需要说明的是,本申请的说明书和权利要求书及上述附图中的术语 “第一”、“第二”等是用于区别类似的对象,而不必用于描述特定的顺序或先后次序。应该理解这样使用的数据在适当情况下可以互换,以便这里描述的本申请的实施例能够以除了在这里图示或描述的那些以外的顺序实施。此外,术语“包括”和“具有”以及他们的任何变形,意图在于覆盖不排他的包含,例如,包含了一系列步骤或单元的过程、方法、系统、产品或设备不必限于清楚地列出的那些步骤或单元,而是可包括没有清楚地列出的或对于这些过程、方法、产品或设备固有的其它步骤或单元。
首先,在对本申请实施例进行描述的过程中出现的部分名词或者术语适用于如下解释:
卷积神经网络(Convolutional Neural Network,CNN)是一种前馈神经网络,它的人工神经元可以响应一部分覆盖范围内的周围单元,对于大型图像处理有出色表现,它主要包括卷积层和池化层。
Adaboost:一种迭代算法,可用于针对同一训练集训练不同的分类器,然后将这些分类器集合起来构成一个更强的分类器。
根据本申请实施例,提供了一种人脸区域的确定方法的方法实施例。
可选地,在本实施例中,上述人脸区域的确定方法可以应用于如图2所示的由服务器202和终端204所构成的硬件环境中。如图2所示,服务器202通过网络与终端204进行连接,上述网络包括但不限于:广域网、城域网或局域网,终端204并不限定于PC、手机、平板电脑等。
例如,对于需要进行人脸区域识别的终端,可以直接在终端上集成本申请的方法所提供的人脸识别功能,或者安装用于实现本申请的方法的客户端,这样,终端在接收到用于请求在目标图片中定位出人脸区域的定位请求时,通过卷积神经网络对目标图片进行人脸定位操作,得到定位结果,卷积神经网络用于调用图形处理器对目标图片进行卷积操作,人脸定位操作包括卷积操作;在定位结果用于表示目标图片中定位出存在人脸区域的情况下,返回定位结果。
再如,本申请所提供的方法还可以软件开发工具包SDK(Software Development Kit)的形式运行在服务器等设备上,以SDK的形式提供给应用使用,提供人脸区域识别功能的接口,其它设备通过提供的接口即可实现人脸区域的识别。服务器在接收到其它设备通过该接口发送的定位请求时,通过卷积神经网络对目标图片进行人脸定位操作,得到定位结果,卷积神经网络用于调用图形处理器对目标图片进行卷积操作,人脸定位操作包括卷积操作;在定位结果用于表示目标图片中定位出存在人脸区域的情况下,返回定位结果给发起请求的设备。
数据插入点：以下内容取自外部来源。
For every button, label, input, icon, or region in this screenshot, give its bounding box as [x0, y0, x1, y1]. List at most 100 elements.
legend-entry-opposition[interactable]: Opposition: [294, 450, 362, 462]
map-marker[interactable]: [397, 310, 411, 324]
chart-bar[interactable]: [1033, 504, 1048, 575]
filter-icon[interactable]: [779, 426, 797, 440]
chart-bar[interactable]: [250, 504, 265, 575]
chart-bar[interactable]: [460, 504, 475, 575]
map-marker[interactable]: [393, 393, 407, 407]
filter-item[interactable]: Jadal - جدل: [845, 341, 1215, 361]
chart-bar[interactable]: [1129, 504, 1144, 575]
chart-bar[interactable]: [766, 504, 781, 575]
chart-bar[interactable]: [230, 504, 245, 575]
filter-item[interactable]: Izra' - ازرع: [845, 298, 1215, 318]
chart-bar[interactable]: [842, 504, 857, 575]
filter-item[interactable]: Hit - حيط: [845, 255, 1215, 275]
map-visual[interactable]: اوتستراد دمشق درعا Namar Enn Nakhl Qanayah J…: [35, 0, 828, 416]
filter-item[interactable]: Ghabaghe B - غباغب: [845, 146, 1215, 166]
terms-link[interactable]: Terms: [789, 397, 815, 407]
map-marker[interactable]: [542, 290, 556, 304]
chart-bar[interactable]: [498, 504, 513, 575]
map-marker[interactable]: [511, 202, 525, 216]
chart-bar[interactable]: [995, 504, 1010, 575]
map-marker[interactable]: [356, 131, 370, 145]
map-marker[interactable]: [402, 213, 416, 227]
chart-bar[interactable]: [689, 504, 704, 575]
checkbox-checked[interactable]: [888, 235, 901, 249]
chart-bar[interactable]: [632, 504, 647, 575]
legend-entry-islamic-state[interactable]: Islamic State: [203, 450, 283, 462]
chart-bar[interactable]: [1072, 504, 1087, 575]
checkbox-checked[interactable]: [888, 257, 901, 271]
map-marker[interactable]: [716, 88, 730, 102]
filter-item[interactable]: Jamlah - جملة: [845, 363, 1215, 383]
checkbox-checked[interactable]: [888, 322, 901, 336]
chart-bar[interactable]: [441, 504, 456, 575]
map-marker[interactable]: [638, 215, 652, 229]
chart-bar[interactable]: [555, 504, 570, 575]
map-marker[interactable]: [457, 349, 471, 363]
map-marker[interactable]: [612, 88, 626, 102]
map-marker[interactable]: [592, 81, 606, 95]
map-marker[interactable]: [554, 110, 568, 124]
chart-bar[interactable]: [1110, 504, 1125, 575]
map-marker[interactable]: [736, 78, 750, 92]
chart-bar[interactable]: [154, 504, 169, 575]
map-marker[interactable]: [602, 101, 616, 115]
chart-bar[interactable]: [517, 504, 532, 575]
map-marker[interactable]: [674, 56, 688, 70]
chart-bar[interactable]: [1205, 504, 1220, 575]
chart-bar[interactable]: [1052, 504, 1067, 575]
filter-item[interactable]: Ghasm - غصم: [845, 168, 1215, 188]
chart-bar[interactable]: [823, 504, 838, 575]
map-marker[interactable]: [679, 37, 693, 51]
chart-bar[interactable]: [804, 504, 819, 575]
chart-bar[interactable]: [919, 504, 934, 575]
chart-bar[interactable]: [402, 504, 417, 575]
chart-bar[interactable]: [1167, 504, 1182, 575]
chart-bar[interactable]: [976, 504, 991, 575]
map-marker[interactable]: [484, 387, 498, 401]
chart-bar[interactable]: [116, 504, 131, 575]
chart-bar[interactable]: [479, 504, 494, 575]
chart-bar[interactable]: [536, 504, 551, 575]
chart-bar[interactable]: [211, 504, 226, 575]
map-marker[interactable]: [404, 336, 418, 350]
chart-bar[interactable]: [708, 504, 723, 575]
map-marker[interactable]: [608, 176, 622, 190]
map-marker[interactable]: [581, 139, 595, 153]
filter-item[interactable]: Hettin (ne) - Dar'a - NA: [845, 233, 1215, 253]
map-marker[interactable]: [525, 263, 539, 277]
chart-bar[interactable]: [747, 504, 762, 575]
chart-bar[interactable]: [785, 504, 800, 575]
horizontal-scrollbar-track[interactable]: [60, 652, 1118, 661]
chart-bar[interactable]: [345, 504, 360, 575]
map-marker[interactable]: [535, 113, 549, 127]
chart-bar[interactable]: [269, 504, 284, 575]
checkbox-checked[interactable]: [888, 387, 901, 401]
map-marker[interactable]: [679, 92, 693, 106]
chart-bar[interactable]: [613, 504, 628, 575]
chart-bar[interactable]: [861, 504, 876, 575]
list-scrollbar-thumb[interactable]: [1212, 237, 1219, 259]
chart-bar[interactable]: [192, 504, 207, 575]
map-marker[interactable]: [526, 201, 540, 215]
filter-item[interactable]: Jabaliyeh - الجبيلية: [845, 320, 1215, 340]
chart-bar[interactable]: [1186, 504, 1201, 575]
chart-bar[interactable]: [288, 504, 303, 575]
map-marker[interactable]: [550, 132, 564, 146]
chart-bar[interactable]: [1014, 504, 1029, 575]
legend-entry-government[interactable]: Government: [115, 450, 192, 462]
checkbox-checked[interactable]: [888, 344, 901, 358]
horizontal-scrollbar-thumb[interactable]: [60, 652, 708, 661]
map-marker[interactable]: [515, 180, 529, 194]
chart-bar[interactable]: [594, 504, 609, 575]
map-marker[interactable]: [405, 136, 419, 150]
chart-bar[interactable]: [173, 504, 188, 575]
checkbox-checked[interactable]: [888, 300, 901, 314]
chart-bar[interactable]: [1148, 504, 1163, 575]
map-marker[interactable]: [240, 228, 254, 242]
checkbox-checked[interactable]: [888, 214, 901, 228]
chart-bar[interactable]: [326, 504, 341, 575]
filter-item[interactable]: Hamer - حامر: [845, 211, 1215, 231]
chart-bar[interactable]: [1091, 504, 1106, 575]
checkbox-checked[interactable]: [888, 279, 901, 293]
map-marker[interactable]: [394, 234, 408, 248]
图3是根据本申请实施例的一种可选的人脸区域的确定方法的流程图,如图3所示,该方法可以包括以下步骤:
步骤S302,服务器接收定位请求,定位请求用于请求在目标图片中定位出人脸区域;
步骤S304,服务器通过所部署的卷积神经网络对目标图片进行人脸定位操作,得到定位结果,卷积神经网络用于调用图形处理器对目标图片进行卷积操作,人脸定位操作包括卷积操作;
步骤S306,在定位结果用于表示目标图片中定位出存在人脸区域的情况下,服务器返回定位结果给发起定位请求的对象或者定位请求所指示的接收者。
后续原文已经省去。